“How do I get stronger on the bike?” you ask. It’s that time of year: your races are done and you know where you stand performance-wise. You might find yourself wondering how some girls are so strong on the bike. How some guys ride by you as if you’re standing still. There’s at least one explanation: strength. They have more of it than you (at present).

Michael Raelert and Ruedi Wild on a climb at the Laguna Phuket Triathlon. Photo: Kevin Mackinnon.

By Adam Johnston

If you’re wondering what you can do this winter to improve your cycling (and your running and swimming, by the way), consider adding a regular strength training program to your routine (if you’re not already doing so).

The majority of adult age group athletes are not limited by their muscular endurance. They’re fond of their long training rides. They bump up to their competitive distances (whether it be standard, half or full) as quickly as they can. The ability to perform repeated muscular contractions at low levels of force is not what limits most athletes. Rather it is their muscular strength – the ability to contract their muscles forcefully and/or against heavy resistance.

When most people start they typically improve almost regardless of what training they perform. Beginner and intermediate athletes get better quite simply by accumulating miles on the bike, running and in the pool. But once the initial break-in period has come and gone the next step is to focus on muscular strength.

Reams of information are available for the endurance athlete on strength training. This article isn’t intended to regurgitate the research and advice that’s readily available elsewhere. Rather, it’s meant to get you thinking of a few strength-related concerns and to consider a few things that you might not have anticipated when it comes to strength training for the endurance athlete.

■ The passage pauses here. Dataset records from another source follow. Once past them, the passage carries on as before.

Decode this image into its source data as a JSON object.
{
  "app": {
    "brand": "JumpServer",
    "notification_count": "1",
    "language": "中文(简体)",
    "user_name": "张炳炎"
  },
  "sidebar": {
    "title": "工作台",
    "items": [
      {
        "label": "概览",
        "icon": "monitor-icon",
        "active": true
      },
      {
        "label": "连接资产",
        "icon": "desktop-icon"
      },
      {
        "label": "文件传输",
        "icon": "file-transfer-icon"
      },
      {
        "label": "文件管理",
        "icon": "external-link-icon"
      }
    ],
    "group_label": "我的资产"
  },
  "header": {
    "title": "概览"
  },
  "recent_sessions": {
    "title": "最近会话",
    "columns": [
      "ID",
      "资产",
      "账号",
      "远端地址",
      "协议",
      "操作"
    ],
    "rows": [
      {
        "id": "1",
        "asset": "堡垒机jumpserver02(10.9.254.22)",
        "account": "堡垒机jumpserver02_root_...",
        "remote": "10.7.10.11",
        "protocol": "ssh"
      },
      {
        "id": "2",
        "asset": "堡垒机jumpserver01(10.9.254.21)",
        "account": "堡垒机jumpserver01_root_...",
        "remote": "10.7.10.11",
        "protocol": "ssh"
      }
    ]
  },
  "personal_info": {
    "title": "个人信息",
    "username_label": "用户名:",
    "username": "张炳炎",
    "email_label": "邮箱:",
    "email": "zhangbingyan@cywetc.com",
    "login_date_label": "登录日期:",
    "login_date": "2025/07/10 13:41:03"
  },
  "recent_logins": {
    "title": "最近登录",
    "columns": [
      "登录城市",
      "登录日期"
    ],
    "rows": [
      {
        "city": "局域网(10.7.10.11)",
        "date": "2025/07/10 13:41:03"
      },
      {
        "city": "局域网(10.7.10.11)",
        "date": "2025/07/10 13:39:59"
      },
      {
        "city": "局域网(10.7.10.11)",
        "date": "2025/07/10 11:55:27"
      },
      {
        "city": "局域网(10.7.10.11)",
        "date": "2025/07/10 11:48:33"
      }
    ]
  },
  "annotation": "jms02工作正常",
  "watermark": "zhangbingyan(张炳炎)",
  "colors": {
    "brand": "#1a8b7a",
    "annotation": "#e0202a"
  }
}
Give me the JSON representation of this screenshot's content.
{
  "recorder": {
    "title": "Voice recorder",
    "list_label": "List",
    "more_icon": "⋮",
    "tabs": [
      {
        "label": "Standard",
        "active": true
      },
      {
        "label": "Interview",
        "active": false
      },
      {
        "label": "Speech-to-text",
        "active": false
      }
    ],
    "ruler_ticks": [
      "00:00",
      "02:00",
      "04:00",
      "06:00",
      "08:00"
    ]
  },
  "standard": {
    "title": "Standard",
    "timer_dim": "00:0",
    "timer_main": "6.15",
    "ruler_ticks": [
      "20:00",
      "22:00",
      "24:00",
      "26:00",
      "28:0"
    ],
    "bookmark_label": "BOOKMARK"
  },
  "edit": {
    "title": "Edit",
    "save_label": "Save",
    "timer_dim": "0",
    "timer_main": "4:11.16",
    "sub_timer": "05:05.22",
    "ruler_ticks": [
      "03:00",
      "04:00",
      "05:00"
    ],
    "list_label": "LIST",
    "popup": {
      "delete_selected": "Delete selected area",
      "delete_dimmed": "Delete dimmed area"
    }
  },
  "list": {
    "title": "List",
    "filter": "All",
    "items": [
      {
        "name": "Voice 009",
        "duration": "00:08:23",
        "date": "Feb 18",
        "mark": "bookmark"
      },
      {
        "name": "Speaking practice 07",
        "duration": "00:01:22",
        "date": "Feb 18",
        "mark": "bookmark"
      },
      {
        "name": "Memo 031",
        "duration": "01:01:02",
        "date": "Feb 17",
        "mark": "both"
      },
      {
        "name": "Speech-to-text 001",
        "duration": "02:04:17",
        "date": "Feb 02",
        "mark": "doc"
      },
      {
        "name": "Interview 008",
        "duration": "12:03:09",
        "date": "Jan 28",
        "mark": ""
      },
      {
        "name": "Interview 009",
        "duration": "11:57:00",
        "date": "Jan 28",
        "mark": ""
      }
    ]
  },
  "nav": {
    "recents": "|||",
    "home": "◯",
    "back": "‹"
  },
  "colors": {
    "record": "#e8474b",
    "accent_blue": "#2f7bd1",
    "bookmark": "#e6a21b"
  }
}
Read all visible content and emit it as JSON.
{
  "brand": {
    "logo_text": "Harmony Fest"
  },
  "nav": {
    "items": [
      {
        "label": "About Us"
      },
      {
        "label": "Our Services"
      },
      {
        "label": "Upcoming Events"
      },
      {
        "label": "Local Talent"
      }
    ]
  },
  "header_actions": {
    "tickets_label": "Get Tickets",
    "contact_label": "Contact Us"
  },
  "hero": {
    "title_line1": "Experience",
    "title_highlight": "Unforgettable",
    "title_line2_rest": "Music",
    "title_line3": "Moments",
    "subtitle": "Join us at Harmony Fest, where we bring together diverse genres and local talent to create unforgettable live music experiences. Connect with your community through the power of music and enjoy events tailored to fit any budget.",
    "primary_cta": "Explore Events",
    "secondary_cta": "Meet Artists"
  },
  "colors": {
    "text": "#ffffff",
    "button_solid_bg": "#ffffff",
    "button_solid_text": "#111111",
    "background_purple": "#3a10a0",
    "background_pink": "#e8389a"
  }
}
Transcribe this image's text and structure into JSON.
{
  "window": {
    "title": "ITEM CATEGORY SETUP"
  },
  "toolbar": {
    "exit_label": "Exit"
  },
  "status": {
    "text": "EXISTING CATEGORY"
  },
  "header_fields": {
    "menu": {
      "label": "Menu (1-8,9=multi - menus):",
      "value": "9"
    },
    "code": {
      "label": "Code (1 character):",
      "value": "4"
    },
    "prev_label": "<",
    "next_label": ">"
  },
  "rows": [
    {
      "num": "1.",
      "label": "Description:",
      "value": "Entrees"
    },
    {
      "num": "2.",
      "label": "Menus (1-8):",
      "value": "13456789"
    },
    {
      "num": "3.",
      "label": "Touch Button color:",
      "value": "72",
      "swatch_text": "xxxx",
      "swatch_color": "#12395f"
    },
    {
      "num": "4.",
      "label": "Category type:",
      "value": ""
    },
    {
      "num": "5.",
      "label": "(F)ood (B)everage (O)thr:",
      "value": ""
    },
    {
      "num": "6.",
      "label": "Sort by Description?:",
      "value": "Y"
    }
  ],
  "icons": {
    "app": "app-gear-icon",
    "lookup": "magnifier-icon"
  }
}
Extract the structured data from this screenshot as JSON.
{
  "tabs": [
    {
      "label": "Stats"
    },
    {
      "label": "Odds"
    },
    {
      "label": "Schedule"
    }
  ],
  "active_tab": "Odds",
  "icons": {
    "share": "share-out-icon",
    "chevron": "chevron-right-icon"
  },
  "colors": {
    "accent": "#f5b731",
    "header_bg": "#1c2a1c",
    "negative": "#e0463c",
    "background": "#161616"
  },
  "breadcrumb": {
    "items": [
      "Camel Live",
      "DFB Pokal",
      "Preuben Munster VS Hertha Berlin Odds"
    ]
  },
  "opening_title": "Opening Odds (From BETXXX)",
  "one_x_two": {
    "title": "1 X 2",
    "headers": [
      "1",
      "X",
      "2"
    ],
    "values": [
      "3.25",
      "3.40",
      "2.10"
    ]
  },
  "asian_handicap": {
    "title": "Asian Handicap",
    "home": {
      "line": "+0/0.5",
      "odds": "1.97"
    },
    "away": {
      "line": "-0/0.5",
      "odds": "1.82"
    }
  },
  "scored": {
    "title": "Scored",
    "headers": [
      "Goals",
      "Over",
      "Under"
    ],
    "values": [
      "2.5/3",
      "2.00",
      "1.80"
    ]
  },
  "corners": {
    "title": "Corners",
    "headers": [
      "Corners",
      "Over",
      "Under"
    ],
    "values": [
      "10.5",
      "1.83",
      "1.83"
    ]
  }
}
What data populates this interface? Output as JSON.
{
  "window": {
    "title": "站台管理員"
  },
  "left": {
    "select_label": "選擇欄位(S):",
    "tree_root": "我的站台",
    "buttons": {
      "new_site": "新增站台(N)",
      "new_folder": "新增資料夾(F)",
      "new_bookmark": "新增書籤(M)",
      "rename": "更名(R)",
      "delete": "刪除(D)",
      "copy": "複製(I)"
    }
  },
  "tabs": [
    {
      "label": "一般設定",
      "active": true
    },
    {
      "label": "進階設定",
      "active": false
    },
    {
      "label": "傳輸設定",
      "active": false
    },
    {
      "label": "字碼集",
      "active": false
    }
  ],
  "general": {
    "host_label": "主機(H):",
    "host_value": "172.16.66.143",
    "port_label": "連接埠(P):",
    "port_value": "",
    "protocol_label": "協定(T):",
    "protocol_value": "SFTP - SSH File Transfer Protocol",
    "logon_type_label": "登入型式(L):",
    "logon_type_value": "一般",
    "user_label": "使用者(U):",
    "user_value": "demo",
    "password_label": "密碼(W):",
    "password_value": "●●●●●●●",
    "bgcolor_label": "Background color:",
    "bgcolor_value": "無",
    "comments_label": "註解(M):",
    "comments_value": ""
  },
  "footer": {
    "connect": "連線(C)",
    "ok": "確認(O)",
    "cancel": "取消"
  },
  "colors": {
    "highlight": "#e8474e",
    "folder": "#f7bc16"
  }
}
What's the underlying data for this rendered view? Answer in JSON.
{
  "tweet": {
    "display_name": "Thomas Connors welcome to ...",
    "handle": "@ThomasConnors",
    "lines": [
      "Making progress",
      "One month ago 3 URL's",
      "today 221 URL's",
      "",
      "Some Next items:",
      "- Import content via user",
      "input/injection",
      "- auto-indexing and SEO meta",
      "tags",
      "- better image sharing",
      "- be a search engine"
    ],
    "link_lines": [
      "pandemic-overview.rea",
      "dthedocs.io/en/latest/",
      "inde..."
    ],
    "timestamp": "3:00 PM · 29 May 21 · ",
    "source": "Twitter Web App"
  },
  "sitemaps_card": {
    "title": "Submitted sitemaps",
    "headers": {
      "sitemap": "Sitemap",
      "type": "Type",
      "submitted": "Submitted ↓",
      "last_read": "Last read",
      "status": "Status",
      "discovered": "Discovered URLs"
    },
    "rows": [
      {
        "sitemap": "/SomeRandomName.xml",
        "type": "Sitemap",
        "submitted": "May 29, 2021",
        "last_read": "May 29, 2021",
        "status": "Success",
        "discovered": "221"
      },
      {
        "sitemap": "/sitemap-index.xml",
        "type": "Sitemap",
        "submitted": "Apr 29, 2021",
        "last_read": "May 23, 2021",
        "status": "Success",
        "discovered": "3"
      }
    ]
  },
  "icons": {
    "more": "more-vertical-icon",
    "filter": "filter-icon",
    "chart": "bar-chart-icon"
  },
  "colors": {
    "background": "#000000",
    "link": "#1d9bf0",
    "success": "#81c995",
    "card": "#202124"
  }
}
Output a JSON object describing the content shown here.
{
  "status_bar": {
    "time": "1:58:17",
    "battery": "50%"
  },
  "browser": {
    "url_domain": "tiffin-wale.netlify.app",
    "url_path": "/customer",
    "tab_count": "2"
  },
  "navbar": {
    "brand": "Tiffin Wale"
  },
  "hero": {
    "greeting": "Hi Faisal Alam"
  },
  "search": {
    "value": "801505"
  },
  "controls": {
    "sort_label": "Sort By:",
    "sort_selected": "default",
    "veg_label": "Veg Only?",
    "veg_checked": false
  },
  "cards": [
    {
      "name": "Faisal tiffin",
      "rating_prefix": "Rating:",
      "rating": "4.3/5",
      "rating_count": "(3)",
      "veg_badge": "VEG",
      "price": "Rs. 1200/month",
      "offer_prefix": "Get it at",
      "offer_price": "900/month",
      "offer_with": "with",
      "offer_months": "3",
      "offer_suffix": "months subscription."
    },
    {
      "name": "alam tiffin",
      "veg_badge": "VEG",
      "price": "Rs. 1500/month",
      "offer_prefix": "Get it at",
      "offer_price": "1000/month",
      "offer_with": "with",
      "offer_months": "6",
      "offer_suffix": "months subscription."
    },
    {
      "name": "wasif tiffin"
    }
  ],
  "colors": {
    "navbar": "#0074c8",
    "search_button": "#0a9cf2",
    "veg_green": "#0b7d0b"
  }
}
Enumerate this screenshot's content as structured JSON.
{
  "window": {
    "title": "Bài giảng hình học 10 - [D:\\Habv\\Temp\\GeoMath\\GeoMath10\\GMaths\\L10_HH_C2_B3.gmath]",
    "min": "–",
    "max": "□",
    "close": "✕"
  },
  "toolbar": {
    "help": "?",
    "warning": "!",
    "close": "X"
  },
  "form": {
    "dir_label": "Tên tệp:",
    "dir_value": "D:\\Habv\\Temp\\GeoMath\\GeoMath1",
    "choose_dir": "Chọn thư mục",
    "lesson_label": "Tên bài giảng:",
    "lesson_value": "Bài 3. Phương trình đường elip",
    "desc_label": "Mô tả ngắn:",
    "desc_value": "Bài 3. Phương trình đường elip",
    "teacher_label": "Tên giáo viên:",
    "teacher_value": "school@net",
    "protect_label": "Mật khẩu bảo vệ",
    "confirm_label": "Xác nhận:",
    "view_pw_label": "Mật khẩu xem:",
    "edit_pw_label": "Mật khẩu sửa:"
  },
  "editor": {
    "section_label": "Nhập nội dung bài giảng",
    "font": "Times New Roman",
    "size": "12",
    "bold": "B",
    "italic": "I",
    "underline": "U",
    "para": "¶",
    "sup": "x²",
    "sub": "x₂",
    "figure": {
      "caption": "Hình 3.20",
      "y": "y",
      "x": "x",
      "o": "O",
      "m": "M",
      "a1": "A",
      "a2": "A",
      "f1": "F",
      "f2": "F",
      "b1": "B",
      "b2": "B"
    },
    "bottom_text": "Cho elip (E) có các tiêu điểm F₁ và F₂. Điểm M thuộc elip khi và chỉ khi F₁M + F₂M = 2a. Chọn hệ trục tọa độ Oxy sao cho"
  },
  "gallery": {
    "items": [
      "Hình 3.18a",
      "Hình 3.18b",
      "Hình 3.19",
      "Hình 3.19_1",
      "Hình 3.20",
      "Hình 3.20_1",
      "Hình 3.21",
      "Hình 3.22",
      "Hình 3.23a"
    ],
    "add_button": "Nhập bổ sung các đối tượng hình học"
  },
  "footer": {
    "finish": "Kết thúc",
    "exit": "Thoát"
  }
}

Consider the following 10 strength training tips:

    1. To Lift or Not to Lift? First and foremost, should you add strength training to your training program? For most athletes, the answer is a resounding “yes.” However, there are some athletes who really needn’t bother doing so. So let’s get that out of the way first. If you know that you’re a strong person, and/or if you come from a strength/power sports background, you likely don’t need to add strength to your routine. You know who you are: you’re naturally strong. You’re the one asked to help your friends on moving day. You are the one who opens the lid on the jar that just won’t open. You’re the one who can shoot up short steep hills on the bike and leave your mates behind.
    2. Keep strength training basic. Basic = simple = more likely to do it right. Keep the exercises and routine basic and repeatable. When you can safely, and consistently, repeat a routine, you will unquestionably know if you’re getting stronger.
    3. Integrate, not annihilate. A proper strength training program for the endurance athlete should compliment their existing swim-bike-run workout routine. Granted, the swimming, biking and running might have to be dialed back for a bit with the introduction of the strength routine. But, once integrated into the overall program, the strength routine should not impede or prevent your performance in your endurance workouts. A strength training routine’s efficacy should not be measured by how many days you are sore for after a strength workout. “No pain, no gain” is only a catchy saying. It’s not proper training.
    4. Form and comprehension first, weight second. You should first understand why you’re doing each exercise and be able to perform each exercise with proper technique. Know what the exercise is doing for you (ie, believe in the exercise) and make sure you’re doing it properly (to avoid possible injury and to ensure the effect of the exercise is realized). Only once you understand and can perform each exercise properly should you be concerned with adding weight.
    5. Individual progression. Although strength training can, and should be, periodized in nature, each athlete progresses at their own rate. Genetics, previous experience, age, gender and motivation are all factors that affect your progression.
    6. Make sure the exercises you choose to perform are as specific to triathlon as possible. The exercises should be ones where you can increase the resistance over time.
    7. Consistency is even more important than specificity in all aspects of your training, not just strength.
    8. Try to time your strength workouts each week so they happen a day or two after a quality bike or run instead of the day before.
    9. Give and take. If you’re adding strength to your program, and haven’t done so before, you have to be take something out of your program so as to maintain balance in the overall workload of your training. You might have to remove an actual workout or two from your swim, bike and run training. You might only need to scale back the intensity of some of your sessions. Whatever you choose to do, make sure the strength workouts now added to your routine don’t add too much and put you on the edge of injury or sickness.
    10. There’s a time to prioritize strength training – now – and a time not to –the competitive season. Focus on strength for the first half of your annual training year (November to April) and keep it at a maintenance level during the competitive season (May to October).Make sure the exercises you choose to perform are as

Be smart, be consistent, and get stronger for 2020.